Well sorry but "it works" isn't an argument or a response. At all. 14 upvotes for restating a dogma. I don't think it works at all. At the time of writing, I just checked Server Fault, and I can barely distinguish the content of questions there from the questions here.

Every single question, in one way or another, is about writing code.

Why change is inevitable:

I began my career as a Unix/Linux system administrator in the late 1990s, whereas I am now a full stack developer.

Debugging Linux in the late 1990s meant:

  • Reading the Linux source code to understand what error messages meant.
  • Compiling C and C++ applications from source and debugging.
  • Reviewing code written by developers to verify that it is not malicious, dangerous or insecure.
  • Figuring out how to actually deploy software.
  • Writing code in Bash and Perl.

And of course a lot of automating the installation of Linux and other applications.

In other words, the system administrator was always a programmer.

What once separated the the developer from the system administrator was culture. Developers often had a "someone else's problem" attitude towards deployment, and system administrators often either didn't like programming, weren't good at it, or became product specialists (AIX, Solaris experts etc).

Basically, the difference between the sysadmin and the developer speaks to the dysfunctional historical relationship between developers and deployment. The bad old days of pre-Agile, pre-DevOps.

What does the developer/sysadmin split mean in the age of DevOps, SRE etc?

A brief history of DevOps (YouTube).

Stack Overflow and the beloved "trilogy" was created a year before the DevOps revolution happened. By 2008, keen-eyed observers had already noticed that the era of the sysadmin was drawing to a close. Today, sysadmin is a job title no one wants. I can say of my former colleagues over a 10 year career in Linux, not one is still doing system administration. Every single one now, at least ostensibly, is some kind of developer.

And in practical terms the distinction between the developer and sysadmin is also meaningless. There is no magic skill that the sysadmin has that the developer does not. The only difference is subject matter knowledge. A good sysadmin probably knows a lot more about Linux than most developers.
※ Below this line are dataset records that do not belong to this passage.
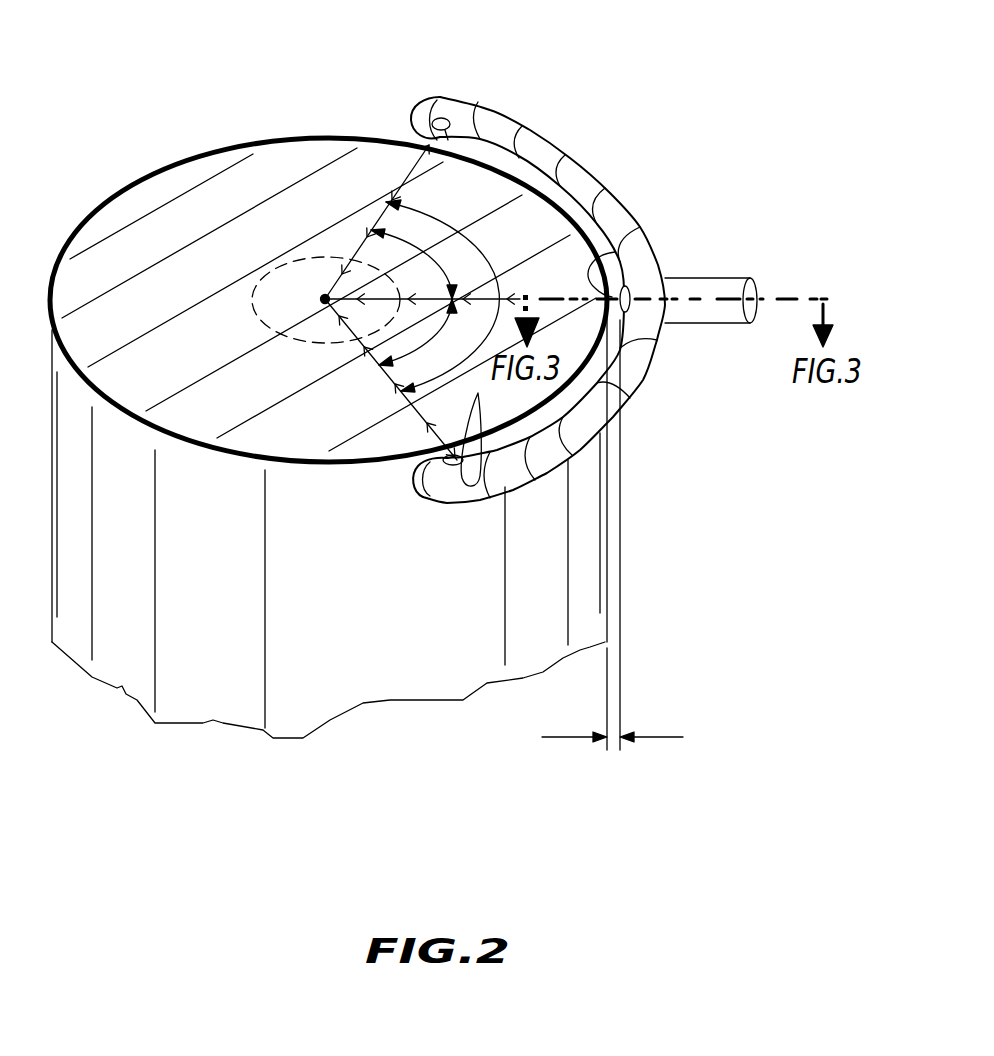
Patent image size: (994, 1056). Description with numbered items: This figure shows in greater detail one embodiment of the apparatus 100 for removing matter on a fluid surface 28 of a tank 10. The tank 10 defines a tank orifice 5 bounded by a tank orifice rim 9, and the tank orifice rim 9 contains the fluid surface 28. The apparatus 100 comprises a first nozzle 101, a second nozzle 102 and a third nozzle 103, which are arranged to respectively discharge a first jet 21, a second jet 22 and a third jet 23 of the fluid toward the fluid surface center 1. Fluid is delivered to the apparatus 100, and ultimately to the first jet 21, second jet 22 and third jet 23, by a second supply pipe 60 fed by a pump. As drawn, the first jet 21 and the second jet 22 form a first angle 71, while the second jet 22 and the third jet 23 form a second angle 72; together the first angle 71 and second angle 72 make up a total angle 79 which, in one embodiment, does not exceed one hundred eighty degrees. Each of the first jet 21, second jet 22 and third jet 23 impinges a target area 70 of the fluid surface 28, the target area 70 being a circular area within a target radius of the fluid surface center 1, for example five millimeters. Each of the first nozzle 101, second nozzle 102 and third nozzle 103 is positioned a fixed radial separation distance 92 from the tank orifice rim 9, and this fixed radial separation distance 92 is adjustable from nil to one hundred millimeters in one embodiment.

The tank orifice 5 is at (320, 97).
The tank orifice rim 9 is at (130, 185).
The tank 10 is at (215, 700).
The fluid surface 28 is at (238, 175).
The fluid surface center 1 is at (322, 298).
The target area 70 is at (262, 325).
The first jet 21 is at (380, 212).
The second jet 22 is at (492, 297).
The third jet 23 is at (372, 350).
The first angle 71 is at (415, 264).
The second angle 72 is at (420, 332).
The total angle 79 is at (442, 296).
The apparatus 100 is at (715, 150).
The first nozzle 101 is at (480, 117).
The second nozzle 102 is at (615, 252).
The third nozzle 103 is at (472, 486).
The second supply pipe 60 is at (723, 318).
The fixed radial separation distance 92 is at (637, 704).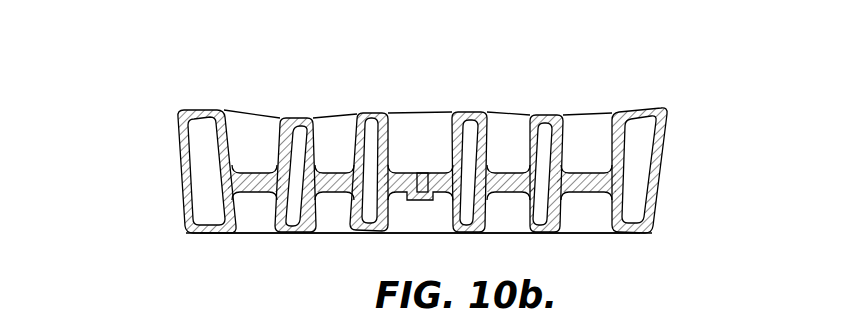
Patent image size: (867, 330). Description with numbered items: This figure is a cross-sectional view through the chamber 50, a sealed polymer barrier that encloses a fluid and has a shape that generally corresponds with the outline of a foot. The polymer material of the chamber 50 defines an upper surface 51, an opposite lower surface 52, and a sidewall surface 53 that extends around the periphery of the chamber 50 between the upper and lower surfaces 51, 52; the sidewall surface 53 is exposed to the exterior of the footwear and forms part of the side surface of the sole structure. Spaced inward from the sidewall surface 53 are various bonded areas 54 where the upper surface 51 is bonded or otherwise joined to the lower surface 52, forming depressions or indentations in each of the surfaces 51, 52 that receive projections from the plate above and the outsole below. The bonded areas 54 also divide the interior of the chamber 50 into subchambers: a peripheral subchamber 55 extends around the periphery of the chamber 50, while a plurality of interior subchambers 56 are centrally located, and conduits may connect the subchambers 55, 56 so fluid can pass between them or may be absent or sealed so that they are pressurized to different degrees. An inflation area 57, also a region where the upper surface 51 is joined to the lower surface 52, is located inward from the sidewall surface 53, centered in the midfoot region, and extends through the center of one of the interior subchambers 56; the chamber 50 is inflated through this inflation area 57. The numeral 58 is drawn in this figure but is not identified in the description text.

The chamber 50 is at (663, 108).
The upper surface 51 is at (577, 112).
The lower surface 52 is at (251, 235).
The sidewall surface 53 is at (177, 168).
The bonded areas 54 is at (258, 172).
The peripheral subchamber 55 is at (210, 109).
The interior subchambers 56 is at (372, 110).
The inflation area 57 is at (406, 172).
The protrusion 58 is at (421, 173).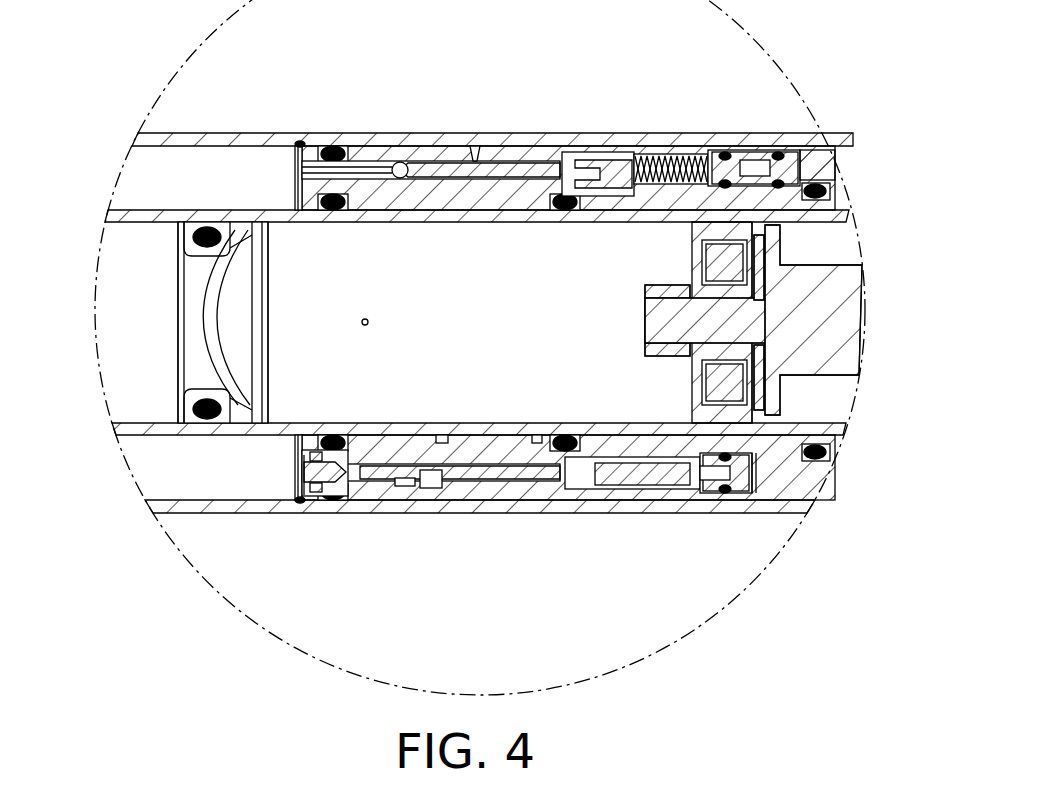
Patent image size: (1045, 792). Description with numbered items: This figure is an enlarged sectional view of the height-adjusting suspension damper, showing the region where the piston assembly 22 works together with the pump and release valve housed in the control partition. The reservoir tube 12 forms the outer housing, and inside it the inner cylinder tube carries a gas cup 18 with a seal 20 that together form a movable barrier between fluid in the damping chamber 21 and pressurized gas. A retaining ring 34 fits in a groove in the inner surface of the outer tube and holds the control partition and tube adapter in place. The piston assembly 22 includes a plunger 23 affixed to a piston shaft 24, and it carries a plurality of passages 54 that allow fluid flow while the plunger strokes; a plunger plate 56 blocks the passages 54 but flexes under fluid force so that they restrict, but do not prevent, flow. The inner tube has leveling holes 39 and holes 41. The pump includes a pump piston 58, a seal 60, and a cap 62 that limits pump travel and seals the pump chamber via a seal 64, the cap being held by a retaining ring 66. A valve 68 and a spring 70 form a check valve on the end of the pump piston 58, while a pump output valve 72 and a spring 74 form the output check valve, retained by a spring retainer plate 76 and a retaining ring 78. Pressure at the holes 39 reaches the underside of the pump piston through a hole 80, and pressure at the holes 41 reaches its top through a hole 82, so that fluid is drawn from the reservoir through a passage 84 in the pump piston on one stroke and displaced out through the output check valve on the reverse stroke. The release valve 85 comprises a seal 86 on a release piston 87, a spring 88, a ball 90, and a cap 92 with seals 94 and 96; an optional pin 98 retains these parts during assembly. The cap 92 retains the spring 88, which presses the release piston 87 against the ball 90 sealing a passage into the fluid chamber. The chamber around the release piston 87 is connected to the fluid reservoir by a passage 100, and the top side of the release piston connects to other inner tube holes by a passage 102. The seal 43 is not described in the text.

The reservoir tube 12 is at (388, 132).
The gas cup 18 is at (178, 363).
The seal 20 is at (195, 422).
The damping chamber 21 is at (329, 268).
The piston assembly 22 is at (690, 380).
The plunger 23 is at (648, 292).
The piston shaft 24 is at (830, 265).
The retaining ring 34 is at (310, 132).
The holes 39 is at (368, 322).
The holes 41 is at (693, 418).
The seal 43 is at (826, 190).
The passages 54 is at (715, 255).
The plunger plate 56 is at (770, 405).
The pump piston 58 is at (458, 500).
The seal 60 is at (485, 500).
The cap 62 is at (650, 500).
The seal 64 is at (725, 500).
The retaining ring 66 is at (765, 500).
The valve 68 is at (425, 500).
The spring 70 is at (415, 500).
The pump output valve 72 is at (303, 470).
The spring 74 is at (310, 500).
The spring retainer plate 76 is at (303, 482).
The retaining ring 78 is at (303, 460).
The hole 80 is at (537, 423).
The hole 82 is at (690, 500).
The passage 84 is at (440, 423).
The release valve 85 is at (520, 150).
The seal 86 is at (572, 152).
The release piston 87 is at (490, 162).
The spring 88 is at (650, 152).
The ball 90 is at (410, 134).
The cap 92 is at (762, 150).
The seal 94 is at (725, 150).
The seal 96 is at (808, 145).
The pin 98 is at (745, 152).
The passage 100 is at (477, 150).
The passage 102 is at (820, 168).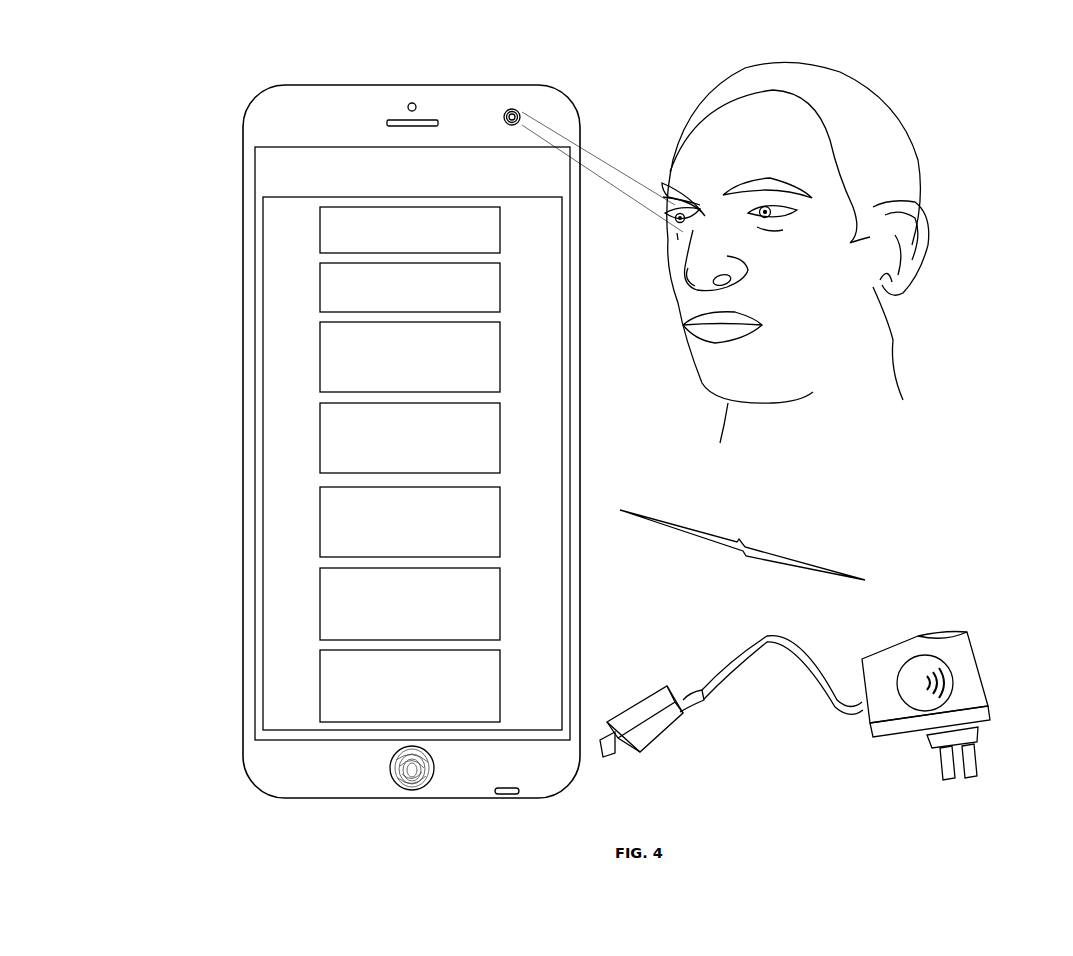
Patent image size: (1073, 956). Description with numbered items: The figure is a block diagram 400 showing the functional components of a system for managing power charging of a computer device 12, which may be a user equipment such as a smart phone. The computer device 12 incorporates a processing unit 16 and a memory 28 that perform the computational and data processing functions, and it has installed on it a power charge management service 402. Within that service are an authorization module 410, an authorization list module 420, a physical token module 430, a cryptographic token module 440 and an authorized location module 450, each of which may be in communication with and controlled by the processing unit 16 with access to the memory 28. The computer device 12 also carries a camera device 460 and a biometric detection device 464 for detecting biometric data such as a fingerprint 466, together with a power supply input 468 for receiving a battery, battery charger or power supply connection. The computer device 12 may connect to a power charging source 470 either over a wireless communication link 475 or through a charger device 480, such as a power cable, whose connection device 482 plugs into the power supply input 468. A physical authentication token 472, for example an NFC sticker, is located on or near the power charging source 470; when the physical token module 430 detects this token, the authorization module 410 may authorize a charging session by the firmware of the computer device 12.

The block diagram 400 is at (195, 90).
The computer device 12 is at (412, 443).
The processing unit 16 is at (410, 230).
The memory 28 is at (410, 287).
The power charge management service 402 is at (412, 463).
The authorization module 410 is at (410, 357).
The authorization list module 420 is at (410, 438).
The physical token module 430 is at (410, 522).
The cryptographic token module 440 is at (410, 604).
The authorized location module 450 is at (410, 686).
The camera device 460 is at (505, 110).
The biometric detection device 464 is at (390, 768).
The fingerprint 466 is at (423, 778).
The power supply input 468 is at (508, 786).
The power charging source 470 is at (890, 643).
The physical authentication token 472 is at (950, 655).
The wireless communication link 475 is at (757, 547).
The charger device 480 is at (645, 690).
The connection device 482 is at (742, 642).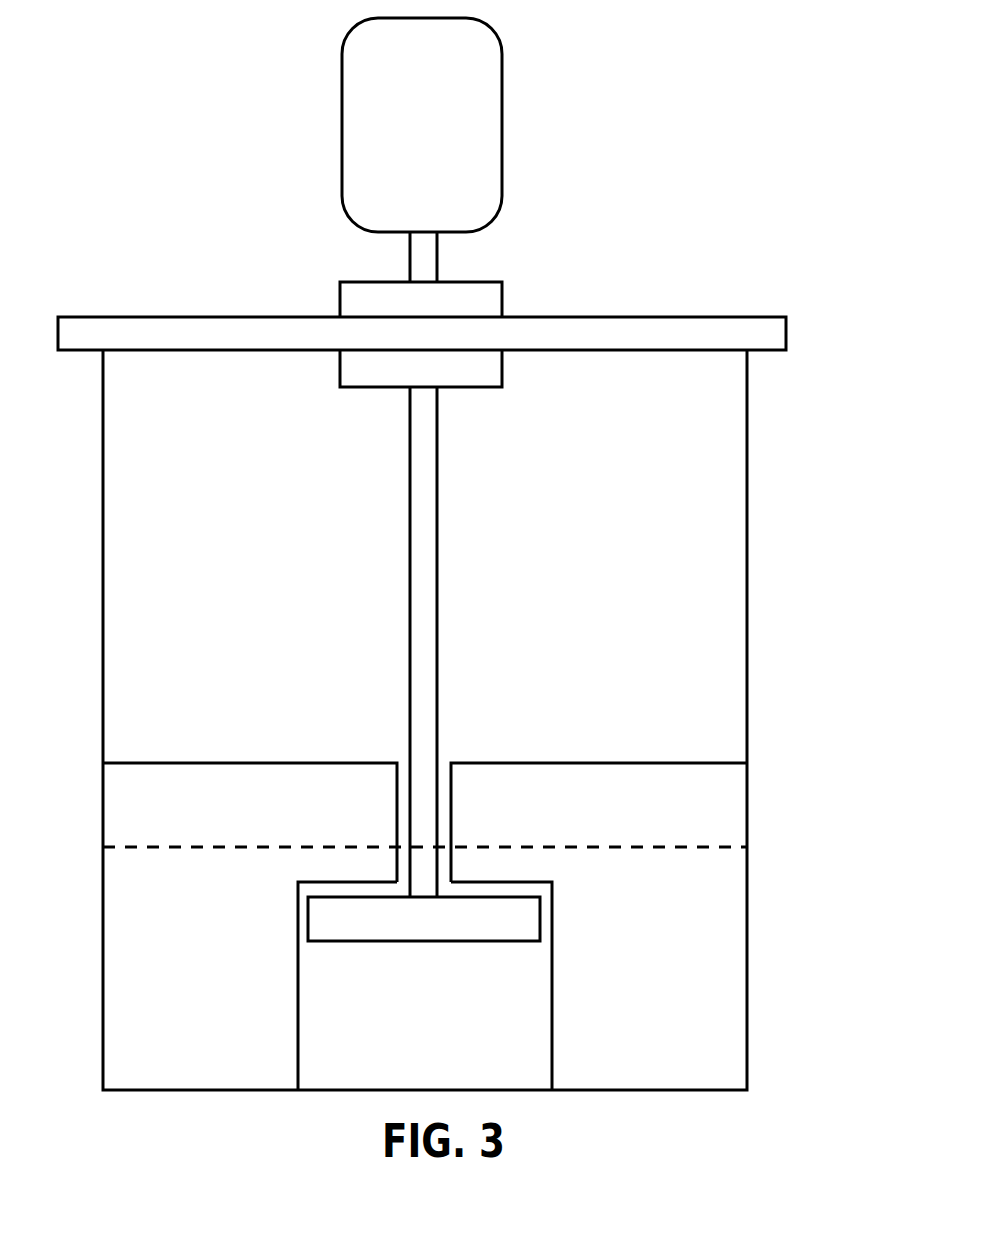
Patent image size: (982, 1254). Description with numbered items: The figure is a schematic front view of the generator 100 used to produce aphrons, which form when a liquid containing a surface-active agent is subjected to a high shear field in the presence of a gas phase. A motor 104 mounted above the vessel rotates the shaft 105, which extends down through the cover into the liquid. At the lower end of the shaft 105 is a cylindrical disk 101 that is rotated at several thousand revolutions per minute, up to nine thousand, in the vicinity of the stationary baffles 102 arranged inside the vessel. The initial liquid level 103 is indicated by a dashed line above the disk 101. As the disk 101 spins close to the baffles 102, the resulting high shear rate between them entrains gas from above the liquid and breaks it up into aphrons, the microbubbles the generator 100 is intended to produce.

The generator 100 is at (772, 1063).
The cylindrical disk 101 is at (434, 928).
The stationary baffles 102 is at (143, 791).
The initial liquid level 103 is at (723, 847).
The motor 104 is at (485, 107).
The shaft 105 is at (423, 532).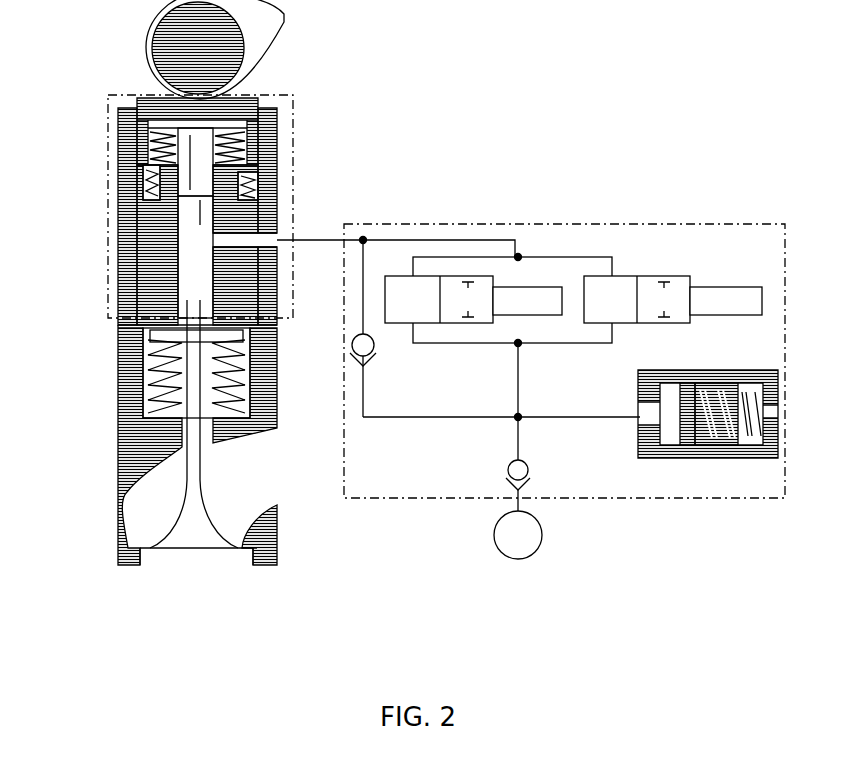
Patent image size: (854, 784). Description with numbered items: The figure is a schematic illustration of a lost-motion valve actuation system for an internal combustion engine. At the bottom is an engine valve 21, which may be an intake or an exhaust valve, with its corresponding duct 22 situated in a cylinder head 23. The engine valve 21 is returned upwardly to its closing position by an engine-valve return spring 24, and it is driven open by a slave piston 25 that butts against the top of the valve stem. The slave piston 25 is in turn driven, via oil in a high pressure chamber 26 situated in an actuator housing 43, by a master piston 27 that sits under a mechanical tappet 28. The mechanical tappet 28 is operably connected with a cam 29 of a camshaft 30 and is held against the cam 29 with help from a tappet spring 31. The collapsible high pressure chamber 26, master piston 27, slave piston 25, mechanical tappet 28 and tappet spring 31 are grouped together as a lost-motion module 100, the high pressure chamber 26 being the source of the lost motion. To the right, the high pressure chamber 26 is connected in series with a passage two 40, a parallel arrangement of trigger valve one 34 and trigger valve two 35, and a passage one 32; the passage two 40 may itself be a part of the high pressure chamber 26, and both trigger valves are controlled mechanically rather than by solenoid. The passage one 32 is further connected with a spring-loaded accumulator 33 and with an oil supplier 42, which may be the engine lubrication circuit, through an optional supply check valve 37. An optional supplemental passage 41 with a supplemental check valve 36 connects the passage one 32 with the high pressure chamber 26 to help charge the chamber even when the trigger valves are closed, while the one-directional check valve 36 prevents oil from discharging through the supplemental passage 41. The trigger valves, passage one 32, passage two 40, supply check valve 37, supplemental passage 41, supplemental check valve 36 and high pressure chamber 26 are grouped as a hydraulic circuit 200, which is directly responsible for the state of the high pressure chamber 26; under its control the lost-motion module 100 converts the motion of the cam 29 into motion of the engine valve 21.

The engine valve 21 is at (188, 556).
The duct 22 is at (272, 497).
The cylinder head 23 is at (140, 452).
The engine-valve return spring 24 is at (148, 406).
The slave piston 25 is at (192, 292).
The high pressure chamber 26 is at (190, 230).
The master piston 27 is at (188, 186).
The mechanical tappet 28 is at (135, 98).
The cam 29 is at (247, 38).
The camshaft 30 is at (172, 35).
The tappet spring 31 is at (155, 145).
The passage one 32 is at (520, 386).
The accumulator 33 is at (702, 367).
The trigger valve one 34 is at (448, 274).
The trigger valve two 35 is at (643, 274).
The supplemental check valve 36 is at (372, 346).
The supply check valve 37 is at (520, 478).
The passage two 40 is at (382, 240).
The supplemental passage 41 is at (383, 418).
The oil supplier 42 is at (506, 546).
The actuator housing 43 is at (130, 305).
The lost-motion module 100 is at (292, 172).
The hydraulic circuit 200 is at (549, 221).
In precisely the same way that a good Python developer probably knows a lot more about Python than a Ruby developer.

The future:

This "Trilogy" may be entrenched in the minds of many here (I must say: -34 anonymous downvotes to the OP without a single valid point landed in response is massively impressive), it is inevitable all the same that Serverfault will either die off and/or be merged into Stack Overflow anyway.

I could answer questions at Server Fault. But why would I do that? The rep earned doesn't count here ; the answers won't be ranked on Google ; no one will ever see those answers ; they'll be asked again here and then answered again at Stack Overflow anyway.

One at a time, the people who answer questions there stop doing come over here. The world has changed. Let's focus on the future.

In the mean time, we could hasten the inevitable, and help the high rep C, C++ and Python developers who keep downvoting the questions in my topic area with their spurious claims "that's not real programming" as they try in vain to steer away the migrating hordes to get focused again on actually answering questions about C, C++ and Python. That would help everyone.